Lorsque nous lisons les livres de Gilles Lipovetsky, un thème récurent est abordé : le développement de l’individualisme dans nos sociétés actuelles. L’auteur traite cette question avec, « dans la voix », des accents de tristesse et surtout de regret. Je ne vois pourtant pas en quoi l’individualisme serait plus néfaste que, par exemple, un comportement collectiviste. Dans son livre « L’écran global » (publié aux éditions du Seuil), il parle par exemple de ces gens qui, autrefois, regardaient la télévision en famille, alors que de nos jours chacun s’occupe d’une manière plus individualisée. Il me semble au contraire, pour parler seulement de la télévision, que « le même programme pour tous », ou bien souvent, pour un très grand nombre de personnes en même temps, conduit à une pensée stérile et à des comportements stéréotypés. Lorsqu’il traite du monde « écranique » qui est devenu le notre, je ne suis toutefois pas pessimiste concernant son évolution. Il y a bien entendu beaucoup trop de gens qui « gaspillent » leur temps en regardant des films de fiction qui ne leur permettent jamais, pour ne prendre que cet exemple, de s’exprimer correctement dans une langue et à l’écrit, de développer également un esprit critique que seuls l’écrit et le livre permettent. L’informatique et les réseaux, s’ils peuvent être néfastes en incitant à regarder toujours plus de fictions, dans une surabondance qui semble sans limite, permettent en même temps la diffusion d’une pensée critique, en facilitant par exemple l’achat en ligne de livres et de revues qui, eux, travaillent sur un temps plus long que l’immédiateté de la télévision, laquelle ne peut pas non plus entrer dans les détails ni traiter de « tous les sujets ».

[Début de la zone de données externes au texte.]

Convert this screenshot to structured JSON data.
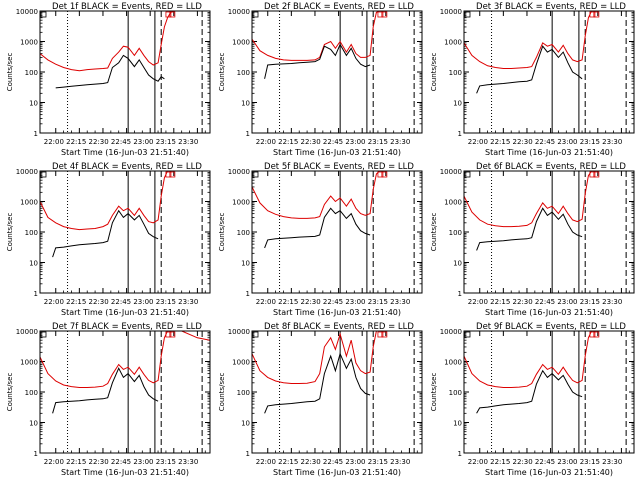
{
  "chart_data": {
    "type": "line",
    "title_template": "Det {det} BLACK = Events, RED = LLD",
    "xlabel": "Start Time (16-Jun-03 21:51:40)",
    "ylabel": "Counts/sec",
    "y_scale": "log",
    "ylim": [
      1,
      10000
    ],
    "y_tick_labels": [
      "1",
      "10",
      "100",
      "1000",
      "10000"
    ],
    "x_tick_labels": [
      "22:00",
      "22:15",
      "22:30",
      "22:45",
      "23:00",
      "23:15",
      "23:30"
    ],
    "x_tick_minutes": [
      0,
      15,
      30,
      45,
      60,
      75,
      90
    ],
    "xlim_minutes": [
      -10,
      98
    ],
    "x_label_row": "22:00  22:15  22:30  22:45  23:00  23:15  23:30",
    "marker_lines": [
      {
        "style": "dotted",
        "minute": 7.5
      },
      {
        "style": "solid",
        "minute": 46
      },
      {
        "style": "solid",
        "minute": 63
      },
      {
        "style": "dashed",
        "minute": 67
      },
      {
        "style": "dashed",
        "minute": 93
      }
    ],
    "series": [
      {
        "name": "Events",
        "color": "#000000"
      },
      {
        "name": "LLD",
        "color": "#dd0000"
      }
    ],
    "panels": [
      {
        "det": "1f",
        "events_min": [
          0,
          5,
          10,
          15,
          20,
          25,
          30,
          33,
          36,
          40,
          43,
          46,
          50,
          53,
          56,
          59,
          62,
          65,
          67,
          69
        ],
        "events": [
          30,
          32,
          34,
          36,
          38,
          40,
          42,
          45,
          140,
          200,
          350,
          280,
          150,
          250,
          140,
          80,
          60,
          50,
          70,
          60
        ],
        "lld_min": [
          -10,
          -5,
          0,
          5,
          10,
          15,
          20,
          25,
          30,
          33,
          36,
          40,
          43,
          46,
          50,
          53,
          56,
          59,
          62,
          65,
          67,
          69,
          71,
          73,
          76,
          80,
          90,
          98
        ],
        "lld": [
          400,
          250,
          180,
          140,
          120,
          110,
          120,
          125,
          130,
          135,
          280,
          450,
          700,
          650,
          350,
          600,
          350,
          220,
          170,
          200,
          800,
          3000,
          6000,
          9000,
          10000,
          10000,
          10000,
          10000
        ]
      },
      {
        "det": "2f",
        "events_min": [
          -2,
          0,
          5,
          10,
          15,
          20,
          25,
          30,
          33,
          36,
          40,
          43,
          46,
          50,
          53,
          56,
          59,
          62,
          65
        ],
        "events": [
          60,
          170,
          180,
          185,
          190,
          200,
          210,
          220,
          260,
          700,
          550,
          350,
          800,
          350,
          600,
          280,
          180,
          150,
          170
        ],
        "lld_min": [
          -10,
          -5,
          0,
          5,
          10,
          15,
          20,
          25,
          30,
          33,
          36,
          40,
          43,
          46,
          50,
          53,
          56,
          59,
          62,
          65,
          67,
          69,
          71,
          73,
          76,
          80,
          90,
          98
        ],
        "lld": [
          1200,
          500,
          350,
          280,
          250,
          240,
          240,
          240,
          250,
          300,
          800,
          1000,
          600,
          1000,
          450,
          800,
          400,
          300,
          300,
          350,
          3000,
          9000,
          10000,
          10000,
          10000,
          10000,
          10000,
          10000
        ]
      },
      {
        "det": "3f",
        "events_min": [
          -2,
          0,
          5,
          10,
          15,
          20,
          25,
          30,
          33,
          36,
          40,
          43,
          46,
          50,
          53,
          56,
          59,
          62,
          65
        ],
        "events": [
          20,
          35,
          38,
          40,
          42,
          45,
          48,
          50,
          55,
          180,
          700,
          450,
          550,
          300,
          450,
          200,
          100,
          80,
          60
        ],
        "lld_min": [
          -10,
          -5,
          0,
          5,
          10,
          15,
          20,
          25,
          30,
          33,
          36,
          40,
          43,
          46,
          50,
          53,
          56,
          59,
          62,
          65,
          67,
          69,
          71,
          73,
          76,
          80,
          90,
          98
        ],
        "lld": [
          900,
          350,
          220,
          160,
          140,
          130,
          130,
          135,
          140,
          150,
          300,
          900,
          700,
          800,
          450,
          750,
          400,
          250,
          220,
          250,
          1500,
          6000,
          10000,
          10000,
          10000,
          10000,
          10000,
          10000
        ]
      },
      {
        "det": "4f",
        "events_min": [
          -2,
          0,
          5,
          10,
          15,
          20,
          25,
          30,
          33,
          36,
          40,
          43,
          46,
          50,
          53,
          56,
          59,
          62,
          65
        ],
        "events": [
          15,
          30,
          32,
          35,
          38,
          40,
          42,
          45,
          50,
          200,
          500,
          300,
          400,
          250,
          350,
          180,
          90,
          70,
          60
        ],
        "lld_min": [
          -10,
          -5,
          0,
          5,
          10,
          15,
          20,
          25,
          30,
          33,
          36,
          40,
          43,
          46,
          50,
          53,
          56,
          59,
          62,
          65,
          67,
          69,
          71,
          73,
          76,
          80,
          90,
          98
        ],
        "lld": [
          1000,
          300,
          200,
          150,
          130,
          120,
          125,
          130,
          150,
          180,
          350,
          700,
          500,
          600,
          350,
          600,
          350,
          220,
          200,
          250,
          1500,
          6000,
          10000,
          10000,
          10000,
          10000,
          10000,
          10000
        ]
      },
      {
        "det": "5f",
        "events_min": [
          -2,
          0,
          5,
          10,
          15,
          20,
          25,
          30,
          33,
          36,
          40,
          43,
          46,
          50,
          53,
          56,
          59,
          62,
          65
        ],
        "events": [
          30,
          55,
          60,
          62,
          65,
          68,
          70,
          72,
          80,
          300,
          600,
          400,
          500,
          280,
          400,
          180,
          110,
          90,
          80
        ],
        "lld_min": [
          -10,
          -5,
          0,
          5,
          10,
          15,
          20,
          25,
          30,
          33,
          36,
          40,
          43,
          46,
          50,
          53,
          56,
          59,
          62,
          65,
          67,
          69,
          71,
          73,
          76,
          80,
          90,
          98
        ],
        "lld": [
          3000,
          900,
          500,
          380,
          320,
          290,
          280,
          280,
          290,
          320,
          800,
          1500,
          1000,
          1300,
          700,
          1200,
          600,
          400,
          350,
          400,
          2500,
          8000,
          10000,
          10000,
          10000,
          10000,
          10000,
          10000
        ]
      },
      {
        "det": "6f",
        "events_min": [
          -2,
          0,
          5,
          10,
          15,
          20,
          25,
          30,
          33,
          36,
          40,
          43,
          46,
          50,
          53,
          56,
          59,
          62,
          65
        ],
        "events": [
          25,
          45,
          48,
          50,
          52,
          55,
          58,
          60,
          65,
          220,
          600,
          350,
          450,
          260,
          380,
          180,
          100,
          80,
          70
        ],
        "lld_min": [
          -10,
          -5,
          0,
          5,
          10,
          15,
          20,
          25,
          30,
          33,
          36,
          40,
          43,
          46,
          50,
          53,
          56,
          59,
          62,
          65,
          67,
          69,
          71,
          73,
          76,
          80,
          90,
          98
        ],
        "lld": [
          1500,
          450,
          250,
          180,
          160,
          150,
          150,
          155,
          165,
          200,
          400,
          900,
          600,
          700,
          400,
          700,
          400,
          250,
          220,
          260,
          1800,
          7000,
          10000,
          10000,
          10000,
          10000,
          10000,
          10000
        ]
      },
      {
        "det": "7f",
        "events_min": [
          -2,
          0,
          5,
          10,
          15,
          20,
          25,
          30,
          33,
          36,
          40,
          43,
          46,
          50,
          53,
          56,
          59,
          62,
          65
        ],
        "events": [
          20,
          45,
          48,
          50,
          52,
          55,
          58,
          60,
          65,
          200,
          600,
          300,
          400,
          220,
          350,
          150,
          80,
          60,
          50
        ],
        "lld_min": [
          -10,
          -5,
          0,
          5,
          10,
          15,
          20,
          25,
          30,
          33,
          36,
          40,
          43,
          46,
          50,
          53,
          56,
          59,
          62,
          65,
          67,
          69,
          71,
          73,
          76,
          80,
          90,
          98
        ],
        "lld": [
          1400,
          400,
          230,
          170,
          150,
          140,
          140,
          145,
          155,
          190,
          380,
          800,
          550,
          650,
          380,
          650,
          380,
          240,
          200,
          240,
          1500,
          6000,
          10000,
          10000,
          10000,
          10000,
          6000,
          5000
        ]
      },
      {
        "det": "8f",
        "events_min": [
          -2,
          0,
          5,
          10,
          15,
          20,
          25,
          30,
          33,
          36,
          40,
          43,
          46,
          50,
          53,
          56,
          59,
          62,
          65
        ],
        "events": [
          20,
          35,
          38,
          40,
          42,
          45,
          48,
          50,
          60,
          400,
          1500,
          500,
          1800,
          600,
          1200,
          300,
          130,
          90,
          80
        ],
        "lld_min": [
          -10,
          -5,
          0,
          5,
          10,
          15,
          20,
          25,
          30,
          33,
          36,
          40,
          43,
          46,
          50,
          53,
          56,
          59,
          62,
          65,
          67,
          69,
          71,
          73,
          76,
          80,
          90,
          98
        ],
        "lld": [
          1800,
          500,
          300,
          230,
          200,
          190,
          190,
          195,
          220,
          400,
          3000,
          6000,
          2500,
          8000,
          1500,
          5000,
          900,
          500,
          400,
          450,
          3000,
          10000,
          10000,
          10000,
          10000,
          10000,
          10000,
          10000
        ]
      },
      {
        "det": "9f",
        "events_min": [
          -2,
          0,
          5,
          10,
          15,
          20,
          25,
          30,
          33,
          36,
          40,
          43,
          46,
          50,
          53,
          56,
          59,
          62,
          65
        ],
        "events": [
          20,
          30,
          32,
          35,
          38,
          40,
          42,
          45,
          50,
          180,
          500,
          300,
          400,
          250,
          350,
          180,
          100,
          80,
          70
        ],
        "lld_min": [
          -10,
          -5,
          0,
          5,
          10,
          15,
          20,
          25,
          30,
          33,
          36,
          40,
          43,
          46,
          50,
          53,
          56,
          59,
          62,
          65,
          67,
          69,
          71,
          73,
          76,
          80,
          90,
          98
        ],
        "lld": [
          1500,
          400,
          230,
          170,
          150,
          140,
          140,
          145,
          155,
          190,
          380,
          800,
          550,
          650,
          380,
          650,
          380,
          240,
          200,
          240,
          1500,
          6000,
          10000,
          10000,
          10000,
          10000,
          10000,
          10000
        ]
      }
    ]
  }
}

Ainsi pour un prix modique, le lecteur peut commander en ligne un livre au format de poche d’un clic de souris et accéder à une information ou à une œuvre qui lui permettra d’échapper à la télévision et à son caractère excessivement superficiel et simplificateur, tout en ne traitant aussi qu’une partie incroyablement infime du savoir humain. La télévision ne propose la plupart du temps que trois choses : les films de fiction, l’actualité politique et le sport, les autres sujets restant mis en arrière plan. Le jour où il sera par exemple présentée une émission sur la sociolinguistique ou sur d’autres domaines qui ne passionnent pas les foules, probablement la fin du monde sera-t-elle proche !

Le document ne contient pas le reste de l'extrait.